A CONFERMARE LA NECESSITA’ di un cambio di prospettiva anche l’Enea, che ha partecipato alla stesura del Rapporto. «Per limitare la nostra dipendenza dall’importazione di materiali – dice Claudia Brunori, direttrice del dipartimento di Sostenibilità, circolarità e adattamento al cambiamento climatico dei Sistemi Produttivi e Territoriali di ENEA – è urgente l’implementazione di un sistema economico basato su un approccio circolare a partire dall’eco-design e dall’innovazione di prodotto, che garantisca un approvvigionamento sostenibile e sicuro delle materie prime, con particolare riguardo a quelle critiche e strategiche. Una grande opportunità di innovazione e competitività è legata alle biotecnologie circolari, con applicazioni nel settore industriale e nell’agrozootecnia».

A TESTIMONIARE LA VIRTUOSITA’ ITALIANA in tema di circolarità, la fitta partecipazione alla Conferenza, in veste di protagonisti, oltre che di imprese e filiere sostenibili impegnate in modelli virtuosi di circolarità, anche di consorzi (tutti senza fini di lucro) che, sul territorio nazionale, si adoperano per trasformare e riutilizzare materie prime.
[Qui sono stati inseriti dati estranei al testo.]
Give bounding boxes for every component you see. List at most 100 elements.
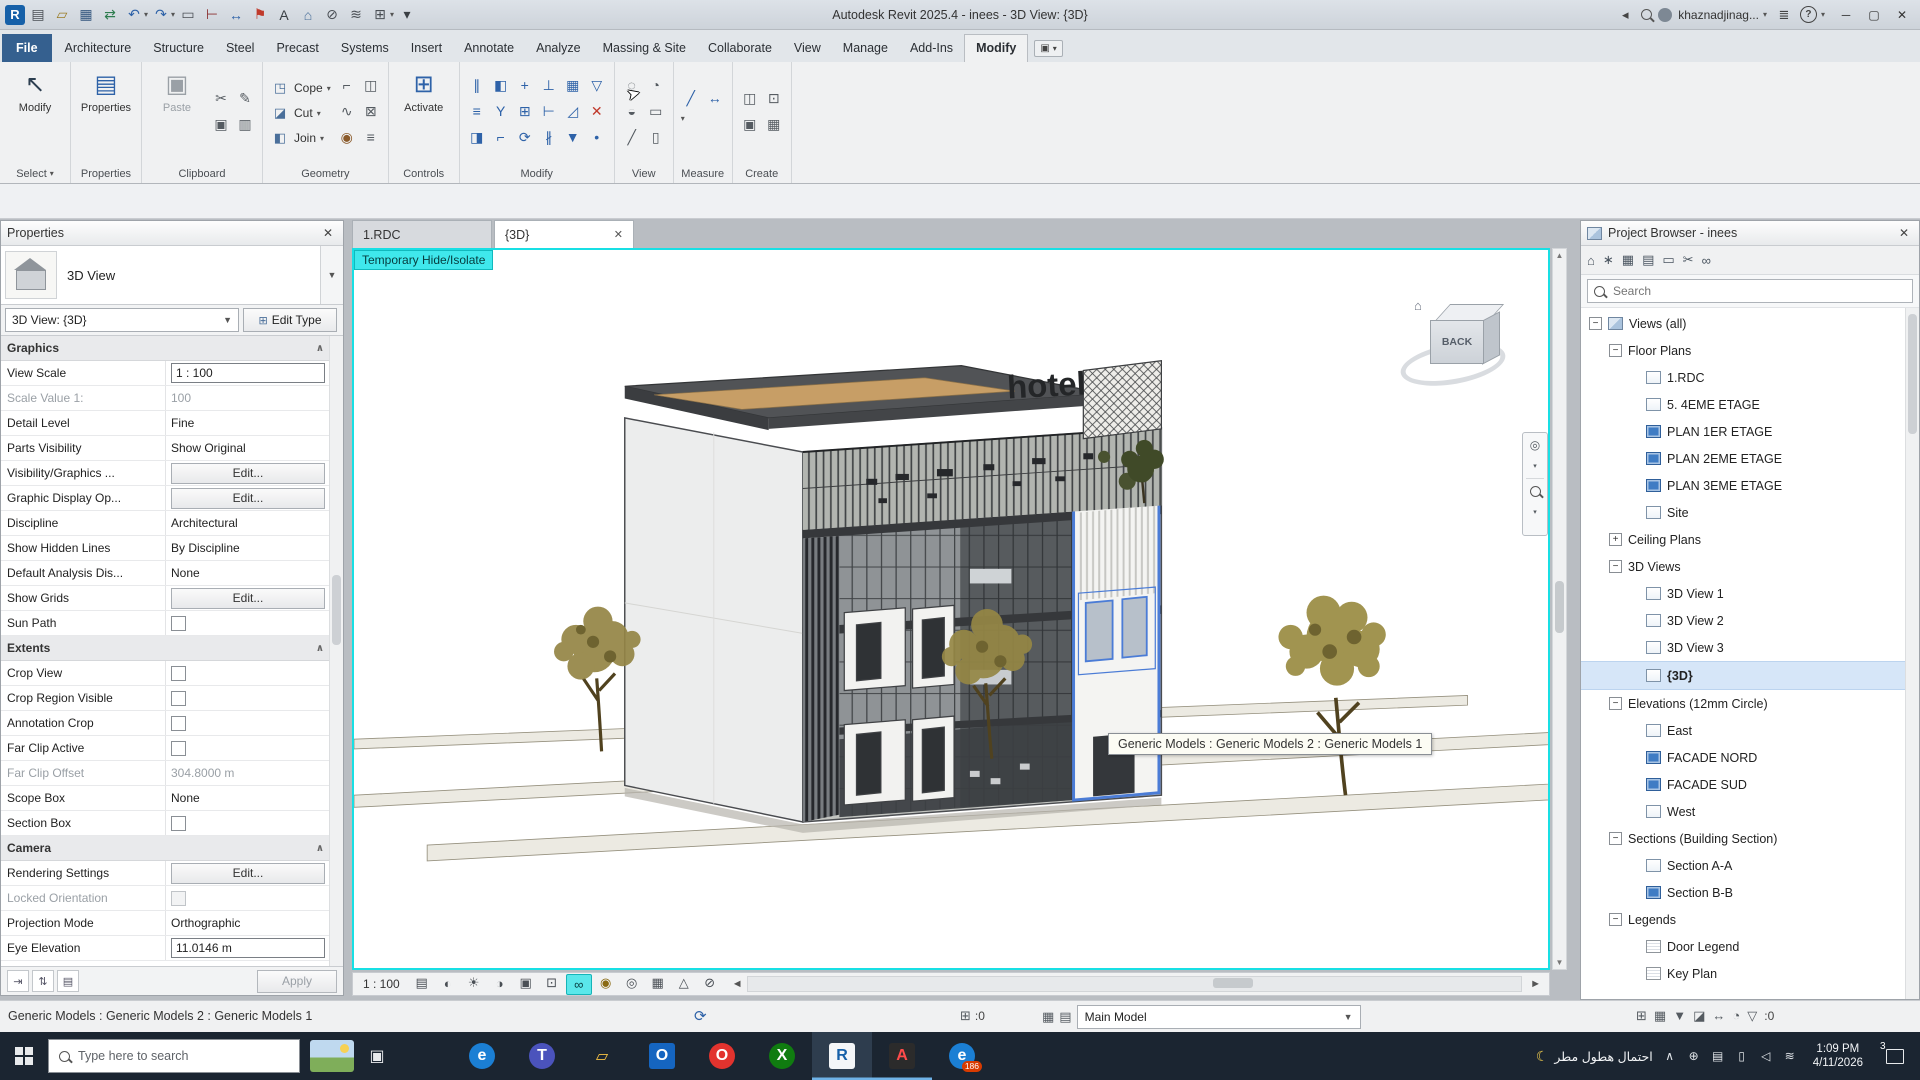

Tra questi: il Conai, consorzio nazionale imballaggi, a cui aderiscono circa 640 mila imprese, che rappresenta un efficace sistema di recupero, riciclo e valorizzazione dei materiali di imballaggio di acciaio, alluminio, carta, legno, plastica, bioplastica e vetro; i Consorzi Cobat, un sistema dedicato alla raccolta, al trattamento e all’avvio al riciclo di prodotti giunti a fine vita che oggi conta oltre 4000 iscritti e 5 filiere produttive; Erion, un sistema multi-consortile per la gestione di differenti tipologie di rifiuti: dai prodotti elettronici alle batterie, dagli imballaggi ai prodotti del tabacco, al tessile. Il Conou, Consorzio nazionale per la gestione, raccolta e trattamento degli oli minerali usati che conta 1.052 consorziati e che assicura che l’olio lubrificante usato non rimanga un rifiuto pericoloso e non si disperda nell’ambiente, ma torni ad essere rigenerabile all’infinito.

«PER QUANTO CI RIGUARDA – dice Riccardo Piunti, presidente Conou – la filiera italiana di raccolta e rigenerazione degli oli usati, è leader assoluta in tutta Europa con percentuali di recupero che sfiorano il 100%. Una leadership che però richiede un costante sforzo per essere mantenuta e garantita nel tempo e che può accrescersi lavorando sul consolidamento degli standard di qualità e sull’innovazione». E non è solo questione di leadership ma di vantaggi reali e concreti che si otterrebbero da una un’ottimizzazione della circolarità.

SECONDO CASSA DEPOSITI E PRESTITI, l’adozione di pratiche circolari ha già portato a un risparmio di 16,4 miliardi di euro per le aziende manifatturiere. Ma il potenziale stimato arriva a 119 miliardi entro il 2030. La Fondazione per lo sviluppo sostenibile calcola che i benefici per l’Italia derivanti da una crescita annua del tasso di riciclo dell’1,5%, da una riduzione della produzione di rifiuti dell’1% e del consumo di materiali del 3,5%, genererebbe al 2030 un aumento del tasso di riciclo fino all’89,8% (+18%) e, soprattutto, una riduzione di 40 milioni di tonnellate della dipendenza da importazioni con un risparmio di 82,5 miliardi di euro. Per non parlare dell’impatto climatico: La Commissione Ue stima che l’aumento della circolarità possa ridurre i costi del sistema energetico in Europa del 7% tra il 2031 e il 2050, pari a 45 miliardi di euro di risparmio annuo.